— Люди! Вы побачьте тилько, што зробыли ции вражины! Штоб они все до одного околели! Измазали моё самое красивое, дорогое, шикарное, единственное платье! Я покупала его ещё в Житомире! В комиссионке! Они испачкали его кошенёнковым дерьмом! Бандиты! Уголовники! Они прожгли его, изверги! Вот две дирки!
Увидев нас, Гудиловна бросается ловить предполагаемого злоумышленника, чтобы расправиться с ним. А подозревает она всех нас. Весь штаб тимуровской команды.
Я закрываю дверь — вдруг ворвётся!
Мы тоже дружно ненавидим придурковатую Гудиловну, а расплачивается за это чаще её сынок, толстяк, паинька Шурик. Безобидный увалень, которого мы прозвали жвачным животным. Или: Жэжэ.
Заботливая мамаша — вот тебе и одинокая! — пичкает своё чадо непрестанно булочками и бутербродами — даже с вареньем из вишни! Шурик лишь послушно и лениво поглощает всю эту вкуснотищу. Один! А нам, честно говоря, завидно. Ведь у нас совсем иначе заведено, мы привыкли делиться из того немногого, что имеем, а лакомствами — обязательно. Выпросить же что-нибудь у жвачного Шурика-Мурика невозможно — свои бутерброды он доедает в безопасном от нас отдалении, под бдительным присмотром подвижной, как ящерица, мамаши.
К тому же Гудиловна запретила сыночку играть «со всякой шпаной», с нами то есть. Это мы-то, тимуровцы, — шпана?! Да она спятила! Не разбирается ни в чём и ни в ком. Всех облаивает и грызёт. Мы, выходит, шпана, а её сыночек — хороший? Ну, Гудиловна, подожди, докажем тебе, кто такие мы! И что такое твой закормленный хомяк Шурик-Мурик.
Надо ли говорить, что семилетнему Шурику попадает от ребятни часто, и как никому другому. Иногда и ни за что. За Гудиловну.
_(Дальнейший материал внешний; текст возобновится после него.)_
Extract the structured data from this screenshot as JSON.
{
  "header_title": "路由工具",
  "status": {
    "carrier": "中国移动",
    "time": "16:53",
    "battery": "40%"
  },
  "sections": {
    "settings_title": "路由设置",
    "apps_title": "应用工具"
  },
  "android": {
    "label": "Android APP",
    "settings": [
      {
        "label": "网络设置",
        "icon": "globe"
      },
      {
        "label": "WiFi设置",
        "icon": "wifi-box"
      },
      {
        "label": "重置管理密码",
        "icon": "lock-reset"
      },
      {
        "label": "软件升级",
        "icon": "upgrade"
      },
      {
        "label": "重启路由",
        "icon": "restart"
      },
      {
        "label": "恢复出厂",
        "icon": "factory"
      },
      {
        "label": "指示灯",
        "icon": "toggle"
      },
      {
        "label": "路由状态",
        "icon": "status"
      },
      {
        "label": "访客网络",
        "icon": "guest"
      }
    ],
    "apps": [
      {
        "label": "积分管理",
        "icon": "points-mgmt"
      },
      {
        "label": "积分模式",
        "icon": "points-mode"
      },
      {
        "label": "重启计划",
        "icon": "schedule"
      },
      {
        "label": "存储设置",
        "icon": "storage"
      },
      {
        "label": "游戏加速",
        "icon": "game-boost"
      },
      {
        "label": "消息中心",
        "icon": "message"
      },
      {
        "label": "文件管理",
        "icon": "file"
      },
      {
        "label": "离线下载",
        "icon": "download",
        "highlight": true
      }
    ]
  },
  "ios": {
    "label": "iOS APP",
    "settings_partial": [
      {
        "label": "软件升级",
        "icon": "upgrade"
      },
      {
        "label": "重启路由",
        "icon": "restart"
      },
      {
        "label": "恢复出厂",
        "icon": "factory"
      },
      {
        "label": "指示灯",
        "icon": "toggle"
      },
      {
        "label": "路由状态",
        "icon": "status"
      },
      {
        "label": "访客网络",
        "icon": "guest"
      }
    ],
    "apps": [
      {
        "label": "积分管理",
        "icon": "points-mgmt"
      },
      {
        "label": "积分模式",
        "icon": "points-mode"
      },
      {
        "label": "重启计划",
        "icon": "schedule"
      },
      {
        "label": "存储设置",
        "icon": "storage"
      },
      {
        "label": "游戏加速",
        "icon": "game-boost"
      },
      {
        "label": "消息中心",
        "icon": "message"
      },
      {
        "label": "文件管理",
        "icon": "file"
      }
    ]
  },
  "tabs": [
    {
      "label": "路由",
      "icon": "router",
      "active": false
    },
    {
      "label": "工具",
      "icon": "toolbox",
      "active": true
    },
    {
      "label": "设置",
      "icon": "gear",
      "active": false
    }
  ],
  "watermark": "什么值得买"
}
Услышав вопли обожаемого ею дитятки, составленная вся словно из мячиков, выскакивает она за ворота — на потеху обывателям, грызущим семечки подсолнечника на уличных скамеечках, — на проезжую часть улицы, потрясая кулаками и брызгая пенистой слюной, проклинает нас.
Я, когда на ногах, спасаюсь от взбрендившей[97] Гудиловны на высоком тополе возле наших ворот. Она не может взобраться на дерево, слишком толстая, хотя бегает удивительно быстро. Горе ждёт настигнутого ею — измолотит, защиплет, уши искрутит так, что вспухнут, как пончики.
Зато, уцепившись за согнувшуюся дугой вершину тополя, можно спеть потешно прыгающей внизу Гудиловне куплет, специально сочинённый для неё:
Песенка на нехитрый уличный мотив получилась нескладушкой, но, за неимением лучшей, своим самодеятельным вокалом мы платим Гудиловне за незаслуженные обиды, за её безумную несправедливость. Мы уверены в своей правоте в борьбе с Гудиловной. И это нас вдохновляет на придумки. Жаль, что хворь временами совершенно обессиливает меня, — в такие минуты я могу только лежать, тяжело дыша, и поэтому не всегда принимю участия в этих потешных, почти театральных, уличных представлениях. Но иногда…
…С весёлым шумом и гвалтом прошла разыгранная на полянке возле дома, где живут Бруки, сочинённая по ходу действия сценка «Кормление Шурика».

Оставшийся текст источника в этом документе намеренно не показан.